Study limitations.   Of all trials included in this meta-analysis, only ELITE II and Val-HeFT were powered to evaluate the mortality effect of ARBs as a primary outcome. In addition, the limited sample sizes in other trials limited the power of our stratified analyses to detect smaller, but potentially clinically meaningful, benefits of ARBs when compared with specific controls. On the other hand, the lack of "mega-trials" dominating the stratified comparison between ARBs and placebo reinforces the value of this meta-analysis to succinctly summarize data from existing smaller trials.

Inconsistent reports of other outcomes among the included studies also prevented us from pooling other clinically important end points. Although data from the ongoing CHARM, OPTIMAAL and VALIANT trials may refine our current conclusions in subsequent updates of this meta-analysis, the results of all three trials are not expected to be available until 2003, before which time this meta-analysis will remain as the best overview of the current evidence regarding the use of ARBs in the HF population.
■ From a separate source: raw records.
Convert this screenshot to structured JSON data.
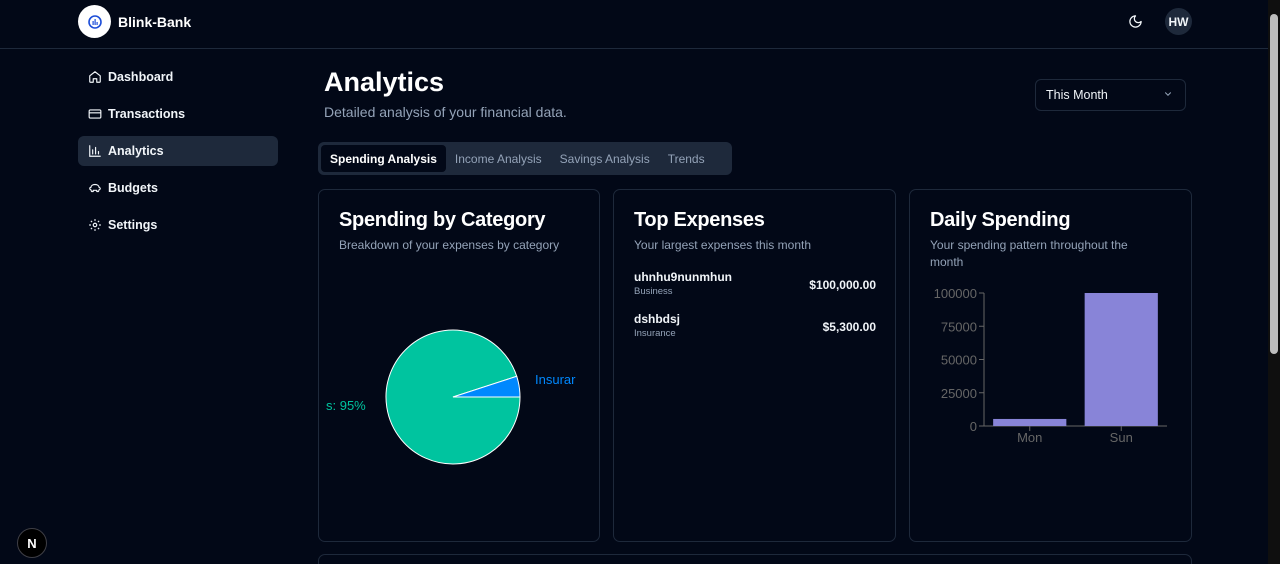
{
  "app": {
    "name": "Blink-Bank"
  },
  "header": {
    "avatar_initials": "HW",
    "theme_icon": "moon-icon"
  },
  "sidebar": {
    "items": [
      {
        "label": "Dashboard",
        "icon": "home-icon"
      },
      {
        "label": "Transactions",
        "icon": "credit-card-icon"
      },
      {
        "label": "Analytics",
        "icon": "bar-chart-icon",
        "active": true
      },
      {
        "label": "Budgets",
        "icon": "piggy-bank-icon"
      },
      {
        "label": "Settings",
        "icon": "gear-icon"
      }
    ]
  },
  "page": {
    "title": "Analytics",
    "subtitle": "Detailed analysis of your financial data.",
    "period": "This Month"
  },
  "tabs": [
    {
      "label": "Spending Analysis",
      "active": true
    },
    {
      "label": "Income Analysis"
    },
    {
      "label": "Savings Analysis"
    },
    {
      "label": "Trends"
    }
  ],
  "cards": {
    "category": {
      "title": "Spending by Category",
      "desc": "Breakdown of your expenses by category"
    },
    "top": {
      "title": "Top Expenses",
      "desc": "Your largest expenses this month",
      "items": [
        {
          "name": "uhnhu9nunmhun",
          "category": "Business",
          "amount": "$100,000.00"
        },
        {
          "name": "dshbdsj",
          "category": "Insurance",
          "amount": "$5,300.00"
        }
      ]
    },
    "daily": {
      "title": "Daily Spending",
      "desc": "Your spending pattern throughout the month"
    }
  },
  "chart_data": [
    {
      "type": "pie",
      "slices": [
        {
          "label": "s: 95%",
          "value": 95,
          "color": "#00c49f"
        },
        {
          "label": "Insurar",
          "value": 5,
          "color": "#0088fe"
        }
      ]
    },
    {
      "type": "bar",
      "categories": [
        "Mon",
        "Sun"
      ],
      "values": [
        5300,
        100000
      ],
      "ylim": [
        0,
        100000
      ],
      "yticks": [
        "0",
        "25000",
        "50000",
        "75000",
        "100000"
      ],
      "color": "#8884d8"
    }
  ],
  "badge": {
    "label": "N"
  }
}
Clinical implications.   Our meta-analysis of 17 randomized controlled trials involving 12,649 patients with symptomatic HF cannot confirm the superiority of ARBs in reducing either all-cause mortality or hospitalization for HF, particularly when compared with ACEIs. Current evidence-based practice guidelines should continue to emphasize ACEIs as the primary pharmacologic therapy for patients with HF. However, in patients whom ACEIs cannot be given because of contraindications or intolerance, ARBs may be a reasonable substitute. Ongoing clinical trials should help to resolve the definitive role of ARBs in the treatment of HF—in particular as monotherapy in the absence of ACEIs or as combination therapy with ACEIs.


    Footnotes
 
Dr. Jong is the recipient of a Canadian Institutes of Health Research Fellowship. Dr. Demers is the recipient of a Heart and Stroke Research Corporation of Canada Fellowship. This work is partially supported by grants from the Heart & Stroke Foundation of Ontario and Canadian Institutes of Health Research.